I recently got some difficulty with my homework question. The question is:
Let $T_1,\dots,T_N$ be a finite collection of bounded linear operators on a hilbert space $H$, each of operator norm $\le 1$.
Suppose that $T_kT_j^\ast = T_k^\ast T_j = 0$ whenever $j \neq k$.
Show that $\displaystyle \sum_{i=1}^N T_i$ satisfies $\|T\| \le 1$.
For the condition $T_k^\ast T_j= 0$, $j \neq k$, I can show $T_k$ and $T_j$ have orthogonal ranges: since $T_k^\ast T_j= 0$, $T_k^\ast T_j f= 0$ for any $f \in H$, so it follows $(T_k^\ast T_j f,g)= 0$ for any $g$. But $(T_k^\ast T_j f,g)=(T_jf,T_kg)=0$, so $T_j$ and $T_k$ should have orthogonal ranges.
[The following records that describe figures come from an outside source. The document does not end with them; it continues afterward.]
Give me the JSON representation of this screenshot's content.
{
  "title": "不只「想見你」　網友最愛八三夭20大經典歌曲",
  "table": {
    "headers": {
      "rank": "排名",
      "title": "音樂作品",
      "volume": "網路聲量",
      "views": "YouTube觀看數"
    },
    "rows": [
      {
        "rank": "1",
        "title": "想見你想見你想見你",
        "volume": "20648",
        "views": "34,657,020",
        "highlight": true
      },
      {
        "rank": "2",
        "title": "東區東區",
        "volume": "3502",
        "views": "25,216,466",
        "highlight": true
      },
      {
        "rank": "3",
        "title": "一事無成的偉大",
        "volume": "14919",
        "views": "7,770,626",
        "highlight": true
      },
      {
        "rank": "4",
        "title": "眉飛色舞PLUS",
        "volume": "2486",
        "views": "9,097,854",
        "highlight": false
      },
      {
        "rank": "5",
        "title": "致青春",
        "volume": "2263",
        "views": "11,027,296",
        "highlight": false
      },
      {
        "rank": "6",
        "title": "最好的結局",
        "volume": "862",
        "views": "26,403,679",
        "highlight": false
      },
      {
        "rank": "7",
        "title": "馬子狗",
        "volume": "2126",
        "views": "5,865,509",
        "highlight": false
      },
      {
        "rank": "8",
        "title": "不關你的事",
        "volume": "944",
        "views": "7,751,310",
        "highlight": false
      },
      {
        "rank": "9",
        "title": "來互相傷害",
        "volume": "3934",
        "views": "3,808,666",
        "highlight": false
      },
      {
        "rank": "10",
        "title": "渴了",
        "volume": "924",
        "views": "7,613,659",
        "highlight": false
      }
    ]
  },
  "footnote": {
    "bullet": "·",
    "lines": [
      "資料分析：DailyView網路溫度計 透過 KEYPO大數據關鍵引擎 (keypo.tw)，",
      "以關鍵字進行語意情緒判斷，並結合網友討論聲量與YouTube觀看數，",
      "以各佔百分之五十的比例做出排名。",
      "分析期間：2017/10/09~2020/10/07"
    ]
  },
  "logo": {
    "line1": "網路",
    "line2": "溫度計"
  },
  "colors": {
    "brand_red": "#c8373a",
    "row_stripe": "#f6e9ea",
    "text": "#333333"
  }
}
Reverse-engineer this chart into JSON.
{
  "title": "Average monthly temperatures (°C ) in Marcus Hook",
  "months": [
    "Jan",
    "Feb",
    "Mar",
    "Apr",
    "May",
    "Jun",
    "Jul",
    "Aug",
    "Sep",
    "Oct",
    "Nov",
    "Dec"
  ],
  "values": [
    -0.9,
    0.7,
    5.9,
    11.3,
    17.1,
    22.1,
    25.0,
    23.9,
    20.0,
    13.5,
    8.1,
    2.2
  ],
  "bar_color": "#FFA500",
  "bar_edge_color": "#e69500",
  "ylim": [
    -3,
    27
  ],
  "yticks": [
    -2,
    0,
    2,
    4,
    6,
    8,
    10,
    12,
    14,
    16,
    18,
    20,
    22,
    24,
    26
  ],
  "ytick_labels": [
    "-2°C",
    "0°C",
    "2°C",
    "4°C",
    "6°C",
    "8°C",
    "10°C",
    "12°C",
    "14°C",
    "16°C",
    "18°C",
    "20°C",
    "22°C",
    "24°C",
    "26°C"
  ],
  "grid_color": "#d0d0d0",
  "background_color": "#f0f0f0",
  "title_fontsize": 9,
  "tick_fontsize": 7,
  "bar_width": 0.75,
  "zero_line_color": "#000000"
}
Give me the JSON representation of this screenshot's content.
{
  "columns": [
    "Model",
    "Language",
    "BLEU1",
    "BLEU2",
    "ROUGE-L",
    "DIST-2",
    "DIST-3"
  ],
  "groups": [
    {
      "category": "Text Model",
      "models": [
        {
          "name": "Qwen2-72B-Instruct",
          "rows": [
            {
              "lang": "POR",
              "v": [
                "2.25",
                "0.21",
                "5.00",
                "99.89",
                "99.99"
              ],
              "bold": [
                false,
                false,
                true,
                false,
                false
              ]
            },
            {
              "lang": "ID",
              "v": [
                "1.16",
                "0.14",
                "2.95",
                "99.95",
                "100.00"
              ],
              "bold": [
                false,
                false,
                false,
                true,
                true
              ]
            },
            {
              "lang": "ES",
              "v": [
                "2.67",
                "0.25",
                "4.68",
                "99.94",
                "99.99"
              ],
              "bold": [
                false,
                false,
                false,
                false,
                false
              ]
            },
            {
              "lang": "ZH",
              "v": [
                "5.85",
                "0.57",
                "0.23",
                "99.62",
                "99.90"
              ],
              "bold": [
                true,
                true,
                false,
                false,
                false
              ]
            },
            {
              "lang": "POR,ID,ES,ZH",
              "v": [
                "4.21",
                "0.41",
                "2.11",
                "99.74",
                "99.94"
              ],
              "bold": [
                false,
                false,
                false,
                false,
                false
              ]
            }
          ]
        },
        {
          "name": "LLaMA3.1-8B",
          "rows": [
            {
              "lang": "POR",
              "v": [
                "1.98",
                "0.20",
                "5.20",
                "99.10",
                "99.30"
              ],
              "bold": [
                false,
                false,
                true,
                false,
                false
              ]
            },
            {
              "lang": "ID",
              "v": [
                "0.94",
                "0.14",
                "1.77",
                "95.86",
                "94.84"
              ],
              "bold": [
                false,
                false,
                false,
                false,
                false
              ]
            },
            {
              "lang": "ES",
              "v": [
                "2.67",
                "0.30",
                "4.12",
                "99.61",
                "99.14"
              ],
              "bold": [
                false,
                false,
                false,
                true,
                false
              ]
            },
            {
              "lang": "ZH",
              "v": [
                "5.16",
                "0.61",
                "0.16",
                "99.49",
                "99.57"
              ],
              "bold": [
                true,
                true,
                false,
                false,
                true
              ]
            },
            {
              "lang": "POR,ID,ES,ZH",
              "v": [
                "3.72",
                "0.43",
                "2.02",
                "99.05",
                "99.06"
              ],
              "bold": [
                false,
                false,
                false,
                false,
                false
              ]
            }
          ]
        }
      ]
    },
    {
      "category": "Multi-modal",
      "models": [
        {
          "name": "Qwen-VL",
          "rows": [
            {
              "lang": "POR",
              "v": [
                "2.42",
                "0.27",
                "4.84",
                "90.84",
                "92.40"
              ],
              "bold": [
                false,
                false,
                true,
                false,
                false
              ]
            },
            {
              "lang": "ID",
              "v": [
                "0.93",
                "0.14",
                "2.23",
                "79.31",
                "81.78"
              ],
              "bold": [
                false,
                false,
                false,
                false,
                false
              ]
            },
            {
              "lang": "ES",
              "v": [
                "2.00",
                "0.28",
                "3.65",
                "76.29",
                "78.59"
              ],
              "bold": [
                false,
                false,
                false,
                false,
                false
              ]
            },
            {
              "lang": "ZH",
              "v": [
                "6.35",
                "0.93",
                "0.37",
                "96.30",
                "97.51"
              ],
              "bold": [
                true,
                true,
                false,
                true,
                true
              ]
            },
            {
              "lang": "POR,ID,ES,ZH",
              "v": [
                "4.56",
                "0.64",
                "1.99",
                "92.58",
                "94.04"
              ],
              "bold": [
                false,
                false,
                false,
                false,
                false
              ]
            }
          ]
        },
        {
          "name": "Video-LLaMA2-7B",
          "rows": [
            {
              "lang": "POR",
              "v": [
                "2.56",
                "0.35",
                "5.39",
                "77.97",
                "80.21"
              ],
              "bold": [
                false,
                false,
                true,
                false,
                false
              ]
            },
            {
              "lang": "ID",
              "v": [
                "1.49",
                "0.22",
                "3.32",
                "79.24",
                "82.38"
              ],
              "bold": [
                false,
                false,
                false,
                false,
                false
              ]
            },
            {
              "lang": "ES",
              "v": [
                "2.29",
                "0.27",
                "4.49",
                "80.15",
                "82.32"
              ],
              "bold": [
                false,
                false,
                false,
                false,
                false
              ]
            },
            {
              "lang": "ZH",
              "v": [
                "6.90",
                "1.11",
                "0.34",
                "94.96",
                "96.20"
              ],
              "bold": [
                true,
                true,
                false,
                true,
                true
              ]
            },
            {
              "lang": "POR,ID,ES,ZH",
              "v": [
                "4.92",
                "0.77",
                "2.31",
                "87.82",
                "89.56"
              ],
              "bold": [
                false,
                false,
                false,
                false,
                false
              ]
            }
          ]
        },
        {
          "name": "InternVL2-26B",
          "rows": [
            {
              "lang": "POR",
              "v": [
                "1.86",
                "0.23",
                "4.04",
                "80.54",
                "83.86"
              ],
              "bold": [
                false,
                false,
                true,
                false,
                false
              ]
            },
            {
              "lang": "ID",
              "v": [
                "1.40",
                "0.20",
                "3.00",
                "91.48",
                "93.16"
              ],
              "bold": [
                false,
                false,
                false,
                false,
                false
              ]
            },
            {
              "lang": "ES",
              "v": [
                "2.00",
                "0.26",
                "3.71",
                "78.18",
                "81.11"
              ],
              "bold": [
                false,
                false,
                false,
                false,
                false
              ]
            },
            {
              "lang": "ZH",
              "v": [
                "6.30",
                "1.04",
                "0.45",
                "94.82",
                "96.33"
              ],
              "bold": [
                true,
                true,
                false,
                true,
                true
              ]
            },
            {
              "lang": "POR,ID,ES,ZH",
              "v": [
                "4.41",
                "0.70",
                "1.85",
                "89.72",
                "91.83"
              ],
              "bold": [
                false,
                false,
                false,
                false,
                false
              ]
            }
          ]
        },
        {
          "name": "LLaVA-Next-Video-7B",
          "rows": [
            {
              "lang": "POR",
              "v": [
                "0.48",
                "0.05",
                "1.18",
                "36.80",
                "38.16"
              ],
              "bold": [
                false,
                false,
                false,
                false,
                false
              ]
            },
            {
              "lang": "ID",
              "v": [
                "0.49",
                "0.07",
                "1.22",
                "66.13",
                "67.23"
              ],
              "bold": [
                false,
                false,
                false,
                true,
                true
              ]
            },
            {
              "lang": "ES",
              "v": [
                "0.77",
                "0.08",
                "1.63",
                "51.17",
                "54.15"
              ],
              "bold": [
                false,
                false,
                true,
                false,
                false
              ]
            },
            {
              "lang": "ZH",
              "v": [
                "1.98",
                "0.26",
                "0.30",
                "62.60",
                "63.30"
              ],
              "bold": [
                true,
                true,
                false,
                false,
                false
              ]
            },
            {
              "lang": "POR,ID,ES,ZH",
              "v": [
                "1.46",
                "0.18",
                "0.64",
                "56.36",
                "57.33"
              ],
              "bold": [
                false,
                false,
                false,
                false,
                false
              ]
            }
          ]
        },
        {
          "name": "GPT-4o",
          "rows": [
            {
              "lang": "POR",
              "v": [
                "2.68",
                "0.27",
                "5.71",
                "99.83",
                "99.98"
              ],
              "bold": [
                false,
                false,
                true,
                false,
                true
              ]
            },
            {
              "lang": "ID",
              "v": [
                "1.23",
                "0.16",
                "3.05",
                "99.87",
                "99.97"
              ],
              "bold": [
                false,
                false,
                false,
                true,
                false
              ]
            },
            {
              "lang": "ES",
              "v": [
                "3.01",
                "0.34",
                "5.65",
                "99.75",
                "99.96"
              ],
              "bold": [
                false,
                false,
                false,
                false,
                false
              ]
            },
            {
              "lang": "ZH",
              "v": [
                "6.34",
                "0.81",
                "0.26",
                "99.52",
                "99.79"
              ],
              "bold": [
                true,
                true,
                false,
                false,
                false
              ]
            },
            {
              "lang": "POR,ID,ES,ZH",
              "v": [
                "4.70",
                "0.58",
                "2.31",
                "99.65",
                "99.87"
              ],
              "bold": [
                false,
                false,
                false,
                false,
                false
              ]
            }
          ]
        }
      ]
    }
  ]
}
However, I cant do anything for condition $T_kT_j^\ast= 0$. But the hint says for $T_kT_j^\ast = 0$, $j \neq k$,introduce the orthogonal projection $P_i$ onto the closure of the range $T_i^\ast$, and show that $T_i f$ = $T_i P_i f$.
I dont quite understand the hint and I need some help with this question.
Beside, the question has a part 1, which is to show if $P_1$ and $P_2$ are two orthogonal projections, with orthogonal ranges, then $P_1 + P_2$ is also an orthogonal projection. I've done this part 1, but I guess this conclusion is helpful for solving this latter part.